If you’re hoping for some light-hearted respite from the Coronavirus pandemic, the fact that the UK is hurtling out of the EU without a trade agreement won’t be the relief you seek – especially as from 1 January 2021 cars imported from that trading area are set to become 10% more expensive.
Currently, cars manufactured within the EU are imported into the UK duty-free.
Which companies have announced Brexit-related price adjustments?
There are still a lot of ifs and buts to be negotiated between the UK government and the EU in the remaining few weeks of 2020, but earlier this year Liz Truss, the trade secretary, confirmed that the 10% tariff will be applied if no trade deal is reached by the 31 December deadline and Britain moves to a World Trade Organization (WTO) set of rules.
This now appears to be the likely scenario if a Free Trade Agreement (FTA) between the UK and EU is not agreed, or if there’s a further extension of the Brexit transition period due to external influences, such as the COVID-19 pandemic.
Will this make cars more expensive?
As it’s very unlikely that car manufacturers importing models into the UK from the EU will foot that 10% increase, then yes, we expect the majority – if not all – of that cost to be passed on to British car buyers.

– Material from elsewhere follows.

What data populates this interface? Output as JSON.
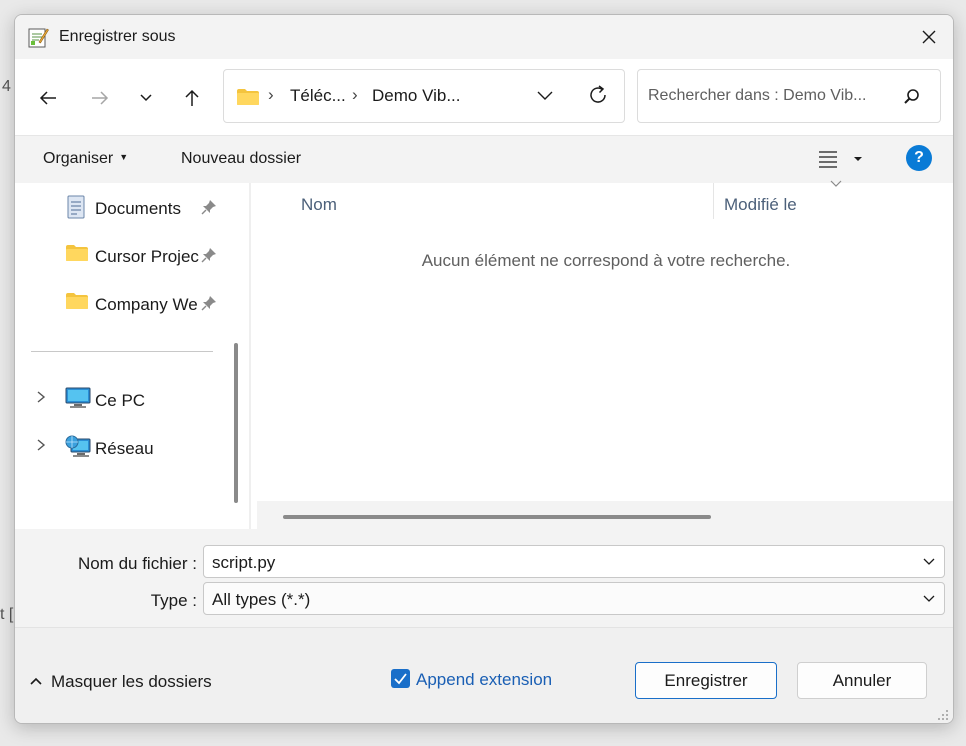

As the situation becomes clearer, we will regularly update this page with Brexit-related pricing announcements from different manufacturers as we get them.

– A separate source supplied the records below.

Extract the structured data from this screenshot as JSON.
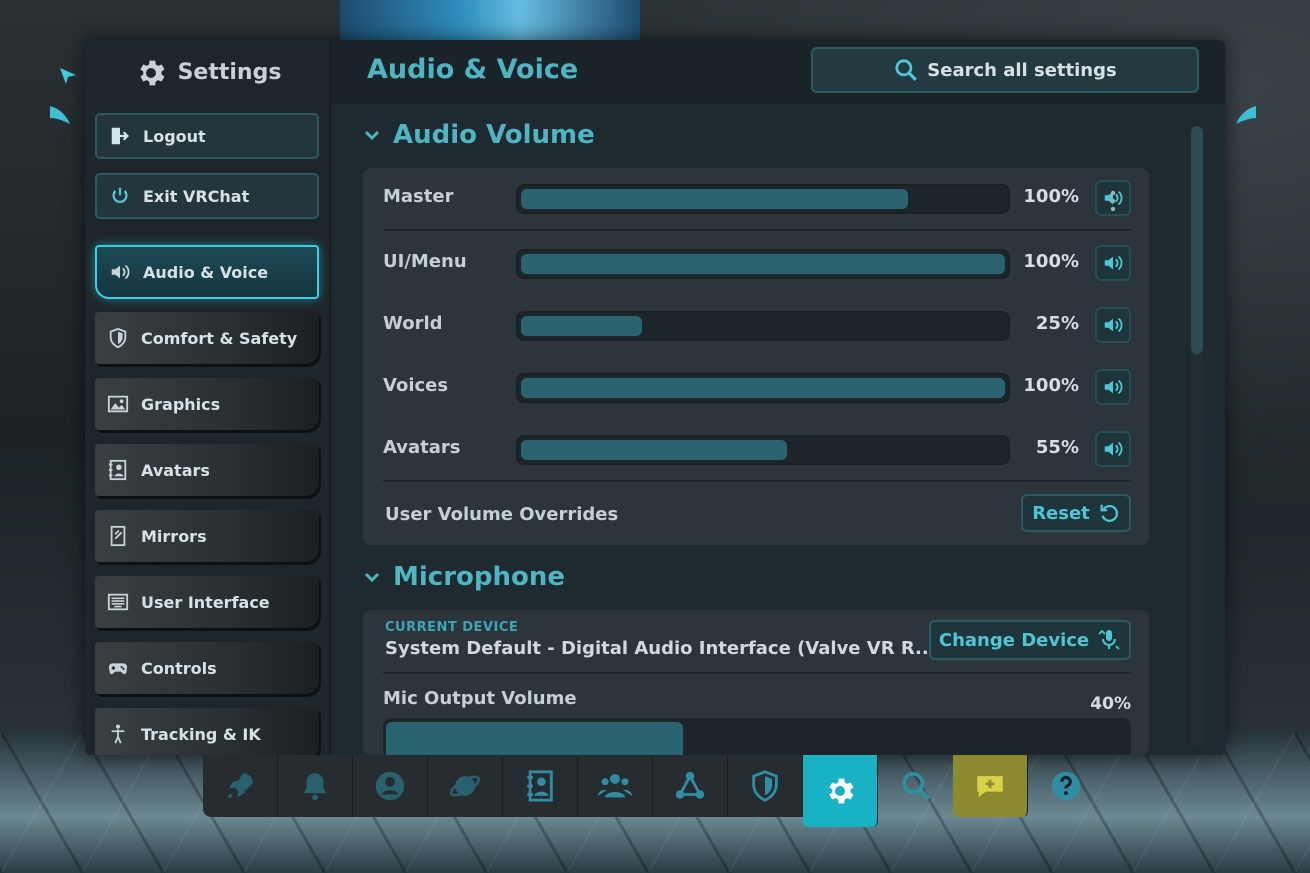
{
  "app": {
    "title": "Settings",
    "icon": "gear-icon"
  },
  "sidebar": {
    "top_buttons": [
      {
        "label": "Logout",
        "icon": "logout-icon"
      },
      {
        "label": "Exit VRChat",
        "icon": "power-icon"
      }
    ],
    "items": [
      {
        "label": "Audio & Voice",
        "icon": "speaker-icon",
        "active": true
      },
      {
        "label": "Comfort & Safety",
        "icon": "shield-icon"
      },
      {
        "label": "Graphics",
        "icon": "image-icon"
      },
      {
        "label": "Avatars",
        "icon": "avatar-card-icon"
      },
      {
        "label": "Mirrors",
        "icon": "mirror-icon"
      },
      {
        "label": "User Interface",
        "icon": "keyboard-icon"
      },
      {
        "label": "Controls",
        "icon": "gamepad-icon"
      },
      {
        "label": "Tracking & IK",
        "icon": "body-tracking-icon"
      }
    ]
  },
  "header": {
    "page_title": "Audio & Voice",
    "search_label": "Search all settings"
  },
  "audio_volume": {
    "title": "Audio Volume",
    "rows": [
      {
        "label": "Master",
        "value": 0.8,
        "percent": "100%"
      },
      {
        "label": "UI/Menu",
        "value": 1.0,
        "percent": "100%"
      },
      {
        "label": "World",
        "value": 0.25,
        "percent": "25%"
      },
      {
        "label": "Voices",
        "value": 1.0,
        "percent": "100%"
      },
      {
        "label": "Avatars",
        "value": 0.55,
        "percent": "55%"
      }
    ],
    "overrides_label": "User Volume Overrides",
    "reset_label": "Reset"
  },
  "microphone": {
    "title": "Microphone",
    "current_device_label": "CURRENT DEVICE",
    "current_device_name": "System Default - Digital Audio Interface (Valve VR R...",
    "change_device_label": "Change Device",
    "mic_output_label": "Mic Output Volume",
    "mic_output_percent": "40%",
    "mic_output_value": 0.4
  },
  "dock": [
    {
      "icon": "rocket-icon"
    },
    {
      "icon": "bell-icon"
    },
    {
      "icon": "profile-icon"
    },
    {
      "icon": "planet-icon"
    },
    {
      "icon": "avatar-card-icon"
    },
    {
      "icon": "friends-icon"
    },
    {
      "icon": "groups-icon"
    },
    {
      "icon": "shield-icon"
    },
    {
      "icon": "settings-gear-icon",
      "active": true
    },
    {
      "icon": "search-icon"
    },
    {
      "icon": "chat-add-icon"
    },
    {
      "icon": "help-icon"
    }
  ],
  "colors": {
    "accent": "#4fb5c3",
    "active_glow": "#3ad0e6",
    "bar_fill": "#2a6471",
    "dock_active": "#18b2c4",
    "dock_yellow": "#8c8a2e"
  }
}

As far back as 2016, the Society of Motor Manufacturers and Traders (SMMT) suggested that without an FTA, the average price of an imported car into the UK could rise by £1,500.
A 10% increase would see a popular French-built small hatchback increase from £15,000 to £16,500, while a typical German-made compact family SUV would rise from £25,000 to £27,500.
This WTO-aligned tariff would also mean that a car manufactured in the EU for a British brand would also be 10% more expensive.
Jaguar Land Rover’s EU-built models – the I-Pace is assembled in Austria, the Defender and Discovery in Slovakia – would be subjected to the same 10% increase, although a statement from a company spokesperson remains upbeat: ‘We continue to work with government to achieve an ambitious free trade agreement with the EU, which will remain one of JLR’s most important trading partners.’
Where the industry is also negotiating with the UK government and the EU is over ‘rules of origin’ – in other words, what percentage of a car must be manufactured in Britain for it to be exempt from the 10% duty.
Many UK-assembled cars contain all manner of major components, from bodywork, engines, battery packs, transmissions and electronics that are sourced from EU-based suppliers. If the vast majority of a car’s components are supplied from the EU, it’s unlikely to be regarded as British simply because the final assembly takes place here. Those precise percentages, based on component value, are still yet to be determined.
On the other hand, where car companies have manufacturing bases in the UK already, it could prove prudent to shift production of key EU-built models to Britain to avoid those duties on popular models and emphasise the fact that they’ve been produced locally.
Is it all bad news?
Well, it’s not looking rosy right now, but there is still time for a deal to be struck. Just.
Even if there isn’t a cordial FTA with the EU, Britain would be free to negotiate alone to create low- or no-tariff arrangements with other large car-building nations such as the USA, South Korea and China. The trade agreement already signed with Japan closely mirrors the Asian nation’s present deal with the EU as far as automotive is concerned.
Of course, as we have already witnessed with the Brexit negotiations, such agreements aren’t the work of a moment, so even if FTAs can be struck with other nations that result in cheaper cars, the benefits are unlikely to be experienced until 2022 at the earliest.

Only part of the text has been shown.